We ran around screaming and hollering like children, dissolving into laughter that made my stomach muscles ache. I hadn’t had a beach day like this since I was young, when my friends and cousins and I wouldn’t come home until after sunset. We’d swim out to the sleeping giants and etch our names before seeing how high we could climb the jagged rock. The heights I’d jumped from as a child made me wonder how I’d made it past adolescence. After we had exhausted ourselves swimming and climbing and daring all day—our bodies still rocking with the motion of the waves—we would scour the beach for interesting shells and tiny creatures. I’d collected pieces of colorful glass, their sharp edges rounded from tumbling beneath the ocean.
Nightfall couldn’t halt my searching now. The sea had calmed a little, and so had we once our burst of energy had run its course. I bent over to peer below the surface, skipping over coastal rock—of which a starfish had attached itself—and smoothed stones. Translucent green, perhaps a fragment of a wine bottle in its former life, caught my attention from under a layer of ink-black silt. Scooping it into my palm, I held it aloft to inspect its unnatural color.
“Clarabella said you’d all be down here,” came Morrigan’s voice from the shore behind me. I turned to see her shielding her face from the onslaught of wind coming up over the beach. “Imagine my surprise.”
I waded back onto the beach, my drenched skirts clinging to my legs. Morrigan waited on the dry sand, her trousers rolled above her ankles, ocean wind making a beautiful mess of her hair.
“I found something for you. Hold out your hand.” She obliged, and I dropped the treasure in her palm, a rare jewel plucked from the sea.
Morrigan smiled, thanking me with a kiss. Excitement glowed in the pomegranate-red of her eyes. “As it so happens, I have a gift for you, too.” I opened my mouth, but she pressed her finger to my lips, silencing me. “Before you protest, let me show you first.”
Reaching into the inside pocket of her waistcoat, she had something bundled in a soft, dark red cloth. I took it carefully with both hands. I couldn’t figure out what it was from touches alone, but as I peeled back the cloth’s edge, I saw a glimpse of silver, shining and delicate and finely crafted.
I gasped. “Oh, Morrigan…”
It was a new chatelaine. The silver had been worked into elegant detail, the clasp and chains finished with little bats in different poses. She had purchased new tools as well—embroidery scissors and all.
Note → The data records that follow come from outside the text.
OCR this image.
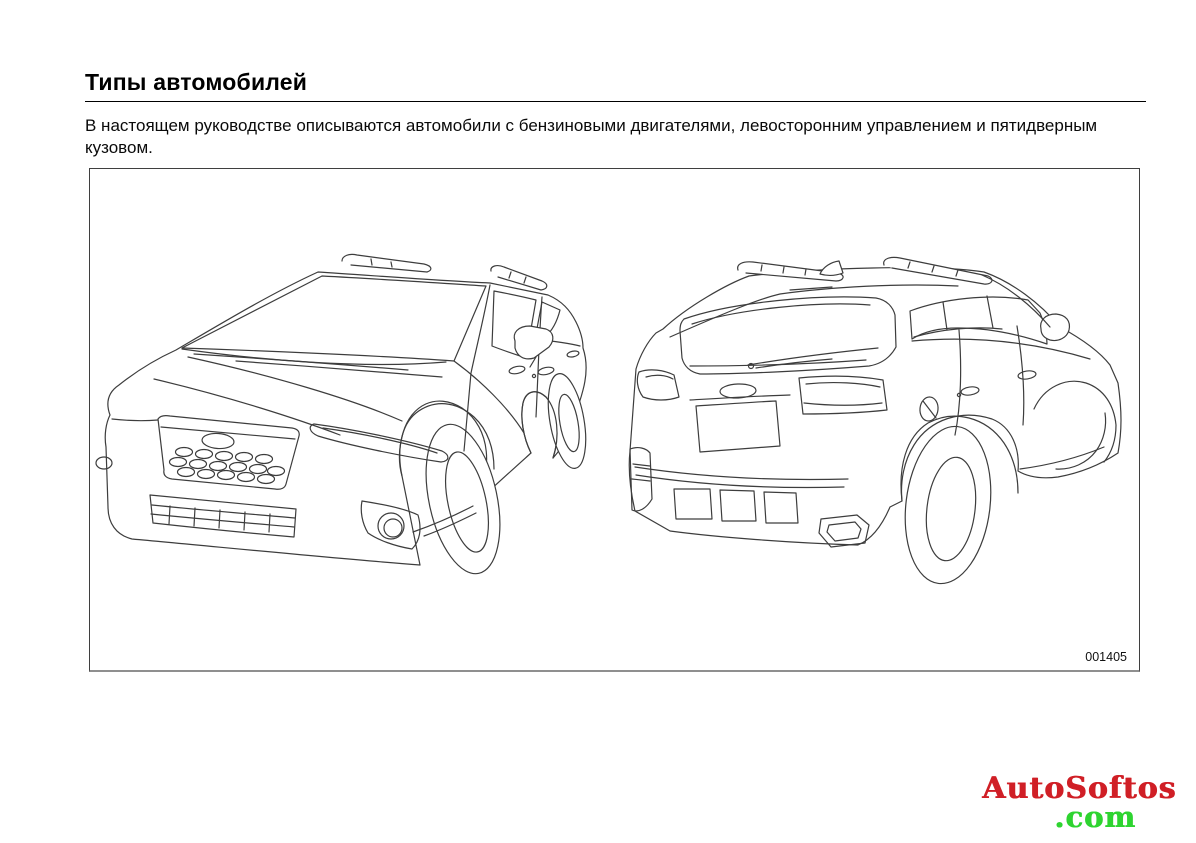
Типы автомобилей
В настоящем руководстве описываются автомобили с бензиновыми двигателями, левосторонним управлением и пятидверным
кузовом.
001405
AutoSoftos
.com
“I know there isn’t any replacing an heirloom like yours,” she said. “But you’ll need it.” She tapped the crystal-cut vial hanging from one of the chains. “I had Josephine transmute my blood into silver. Alchemy renders a blood-scent untraceable, so you needn’t worry.”
Wrapping my arms around her waist, I pulled Morrigan into a kiss that wasn’t chaste enough for the beach even if it was almost deserted. Gwen, who had come ashore with Josephine, crowed suggestively behind my back. That only made Morrigan draw me into her mouth deeper, sucking at the salt on my lips. I barely held back my moaning.
“You’ve given me too much already,” I said, trying to recover my breath.
“Well,” she sang, drawing out the single syllable hushed to a whisper, her nose skirting mine, “if you really feel the need to reciprocate, I suppose we can think of something when we get back home…”
“Hate to interrupt,” Josephine said, directing our attention to the estate’s cliffside perch. “But someone’s carriage just pulled up our front drive.”